Dewi Fadhilah Soemanagara
27-01-2018 08:00

Pengunjung memperhatikan sebuah lukisan berjudul "Merenung" karya pelukis Genevieve Couteau (1924-2013) dari Perancis menjelang pembukaan pamerannya, di Galeri Nasional, Jakarta. (Antara/Dodo Karundeng/AK9)

Jakarta, Gatra.com – Dibesarkan di tengah keluarga trader saham, Geneviève Couteau justru memperlihatkan bakatnya sebagai seniman. Lulusan terbaik sekolah tinggi Beaux-Arts Nantes tahun 1951 itu membuktikan kemampuannya sebagai pelukis terkemuka di Paris dan dianugerahi piagam bergengsi Prix Lafont Noir et Blanc pada 1952.

Penulis buku “Mémoire du Laos” ini gemar melukis sketsa, surealis-imajiner maupun potret hitam putih. Kepekaannya dalam memilih warna menjadikan lukisannya unik. Ia juga menggunakan teknik seni rupa modern tanpa menonjolkan modernisme. Guratan garis dan komposisi warnanya menggambarkan emosi yang jelas dalam setiap karyanya.

Dalam pameran lukisan dan gambar “Geneviève Couteau: The Orient and Beyond”, mulai 25 Januari 2018 hingga 14 Februari 2018 di Galeri Nasional Indonesia, Jakarta, para penikmat seni akan disuguhkan karya-karya Geneviève Couteau yang datang ke Asia pada akhir tahun 1960-an sekaligus memantik diskusi mengenai konstruksi sejarah seni rupa Asia, khususnya Bali.

Perempuan yang pernah menetap di Bali selama beberapa waktu ini menampilkan karya dari sudut pandang khas seorang perempuan, dengan empati menekankan persamaan jati dirinya. Fokus karya Geneviève Couteau tidak seperti seniman-seniman pada zamannya, Ia tidak fokus pada tubuh perempuan, melainkan wajah sang perempuan yang uniknya selalu menghadap ke depan.

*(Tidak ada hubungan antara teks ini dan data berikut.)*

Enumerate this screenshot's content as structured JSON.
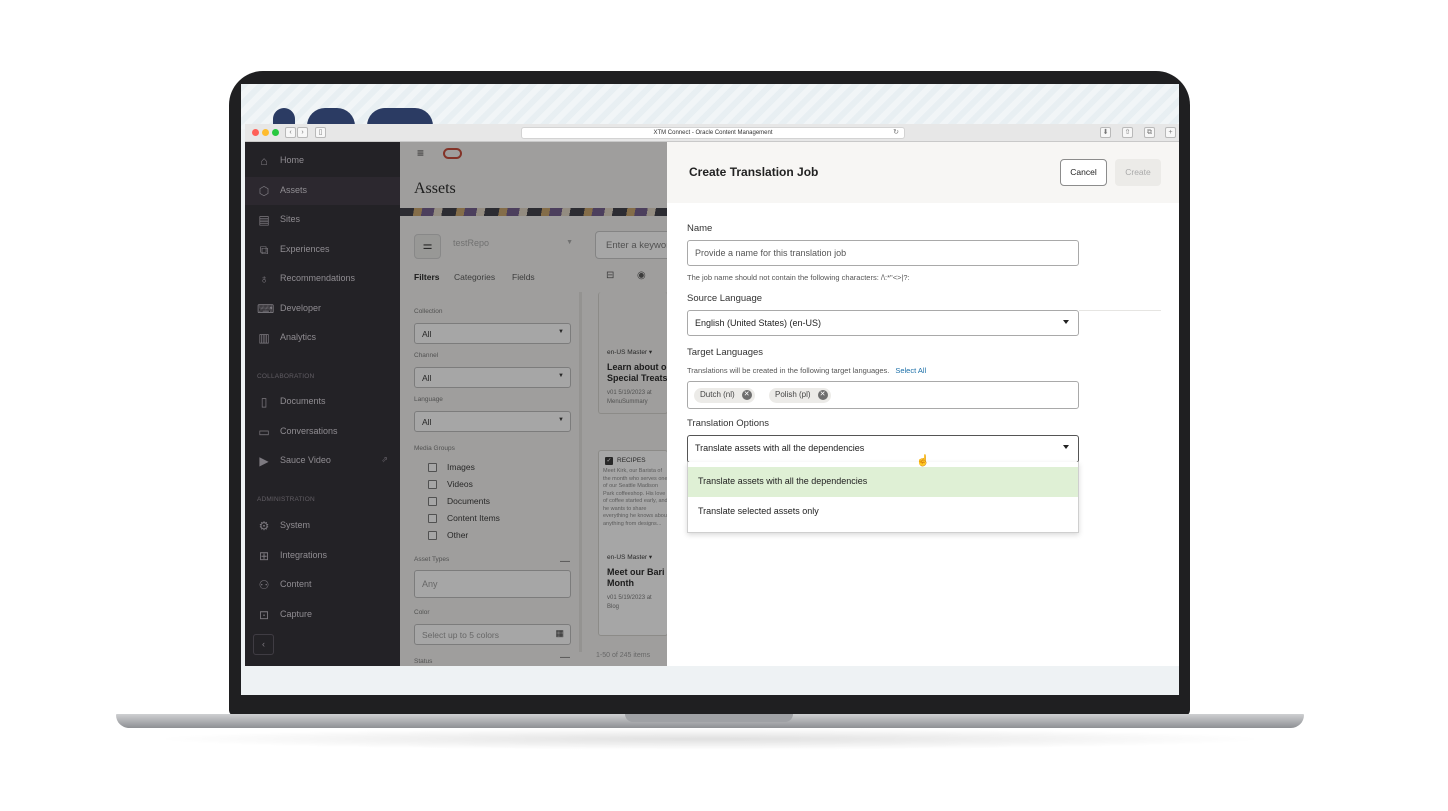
{
  "browser": {
    "url_title": "XTM Connect - Oracle Content Management",
    "traffic_colors": [
      "#fe5f57",
      "#febc2e",
      "#28c840"
    ]
  },
  "sidebar": {
    "items": [
      {
        "label": "Home",
        "icon": "home-icon",
        "glyph": "⌂"
      },
      {
        "label": "Assets",
        "icon": "cube-icon",
        "glyph": "⬡"
      },
      {
        "label": "Sites",
        "icon": "sites-icon",
        "glyph": "▤"
      },
      {
        "label": "Experiences",
        "icon": "experiences-icon",
        "glyph": "⧉"
      },
      {
        "label": "Recommendations",
        "icon": "lightbulb-icon",
        "glyph": "♁"
      },
      {
        "label": "Developer",
        "icon": "code-icon",
        "glyph": "⌨"
      },
      {
        "label": "Analytics",
        "icon": "chart-icon",
        "glyph": "▥"
      }
    ],
    "collaboration_label": "COLLABORATION",
    "collab_items": [
      {
        "label": "Documents",
        "icon": "documents-icon",
        "glyph": "▯"
      },
      {
        "label": "Conversations",
        "icon": "conversations-icon",
        "glyph": "▭"
      },
      {
        "label": "Sauce Video",
        "icon": "video-icon",
        "glyph": "▶"
      }
    ],
    "administration_label": "ADMINISTRATION",
    "admin_items": [
      {
        "label": "System",
        "icon": "gear-icon",
        "glyph": "⚙"
      },
      {
        "label": "Integrations",
        "icon": "integrations-icon",
        "glyph": "⊞"
      },
      {
        "label": "Content",
        "icon": "content-icon",
        "glyph": "⚇"
      },
      {
        "label": "Capture",
        "icon": "capture-icon",
        "glyph": "⊡"
      }
    ],
    "collapse_glyph": "‹"
  },
  "main": {
    "title": "Assets",
    "repo": "testRepo",
    "keyword_placeholder": "Enter a keyword",
    "tabs": [
      "Filters",
      "Categories",
      "Fields"
    ],
    "collection_label": "Collection",
    "collection_value": "All",
    "channel_label": "Channel",
    "channel_value": "All",
    "language_label": "Language",
    "language_value": "All",
    "media_groups_label": "Media Groups",
    "media_groups": [
      "Images",
      "Videos",
      "Documents",
      "Content Items",
      "Other"
    ],
    "asset_types_label": "Asset Types",
    "asset_types_placeholder": "Any",
    "color_label": "Color",
    "color_placeholder": "Select up to 5 colors",
    "status_label": "Status",
    "results": "1-50 of 245 items",
    "cards": [
      {
        "badge": "en-US Master ▾",
        "title1": "Learn about o",
        "title2": "Special Treats",
        "meta1": "v01  5/19/2023 at",
        "meta2": "MenuSummary"
      },
      {
        "badge": "RECIPES",
        "body": "Meet Kirk, our Barista of the month who serves one of our Seattle Madison Park coffeeshop. His love of coffee started early, and he wants to share everything he knows about anything from designs...",
        "badge2": "en-US Master ▾",
        "title1": "Meet our Bari",
        "title2": "Month",
        "meta1": "v01  5/19/2023 at",
        "meta2": "Blog"
      }
    ]
  },
  "panel": {
    "title": "Create Translation Job",
    "cancel_label": "Cancel",
    "create_label": "Create",
    "name_label": "Name",
    "name_placeholder": "Provide a name for this translation job",
    "name_helper": "The job name should not contain the following characters: /\\:*\"<>|?:",
    "source_label": "Source Language",
    "source_value": "English (United States) (en-US)",
    "target_label": "Target Languages",
    "target_helper": "Translations will be created in the following target languages.",
    "select_all": "Select All",
    "target_chips": [
      "Dutch (nl)",
      "Polish (pl)"
    ],
    "options_label": "Translation Options",
    "options_value": "Translate assets with all the dependencies",
    "options_list": [
      "Translate assets with all the dependencies",
      "Translate selected assets only"
    ]
  }
}
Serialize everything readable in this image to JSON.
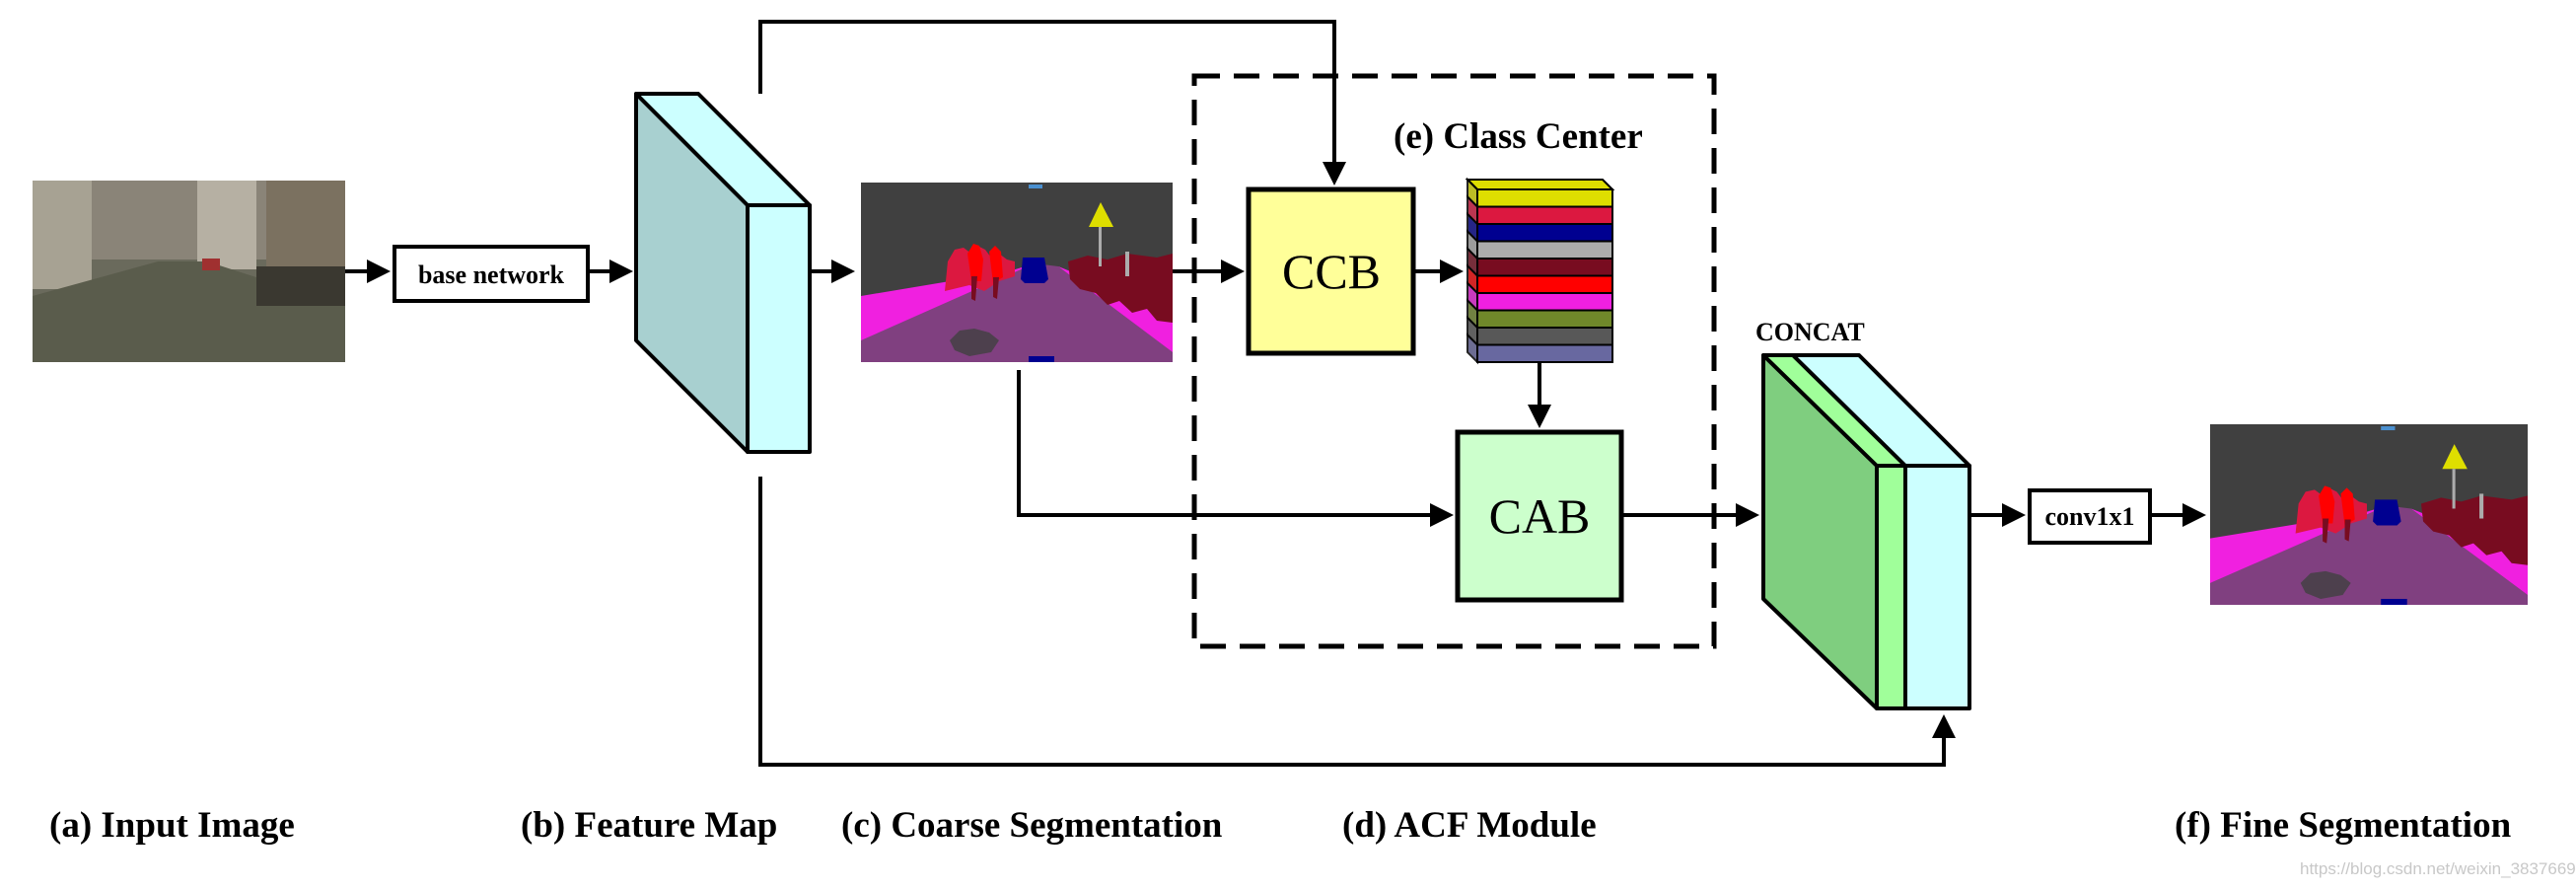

Dalam karyanya yang berjudul “Papillon vole ou cerfs volants” misalnya, Geneviève Couteau menggambarkan anak-anak perempuan yang bermain dengan selendangnya, mengesankan goresan seolah selendang tersebut adalah layang-layang. Kesan impresionis yang sedikit futuristik dengan paduan warna yang teduh adalah salah satu dari sekian banyak karyanya, menggugah penafsiran yang tak sekadar berpatok pada teknis berkesenian, tetapi juga intelektualitas Geneviève Couteau dan perhatiannya terhadap sosok perempuan.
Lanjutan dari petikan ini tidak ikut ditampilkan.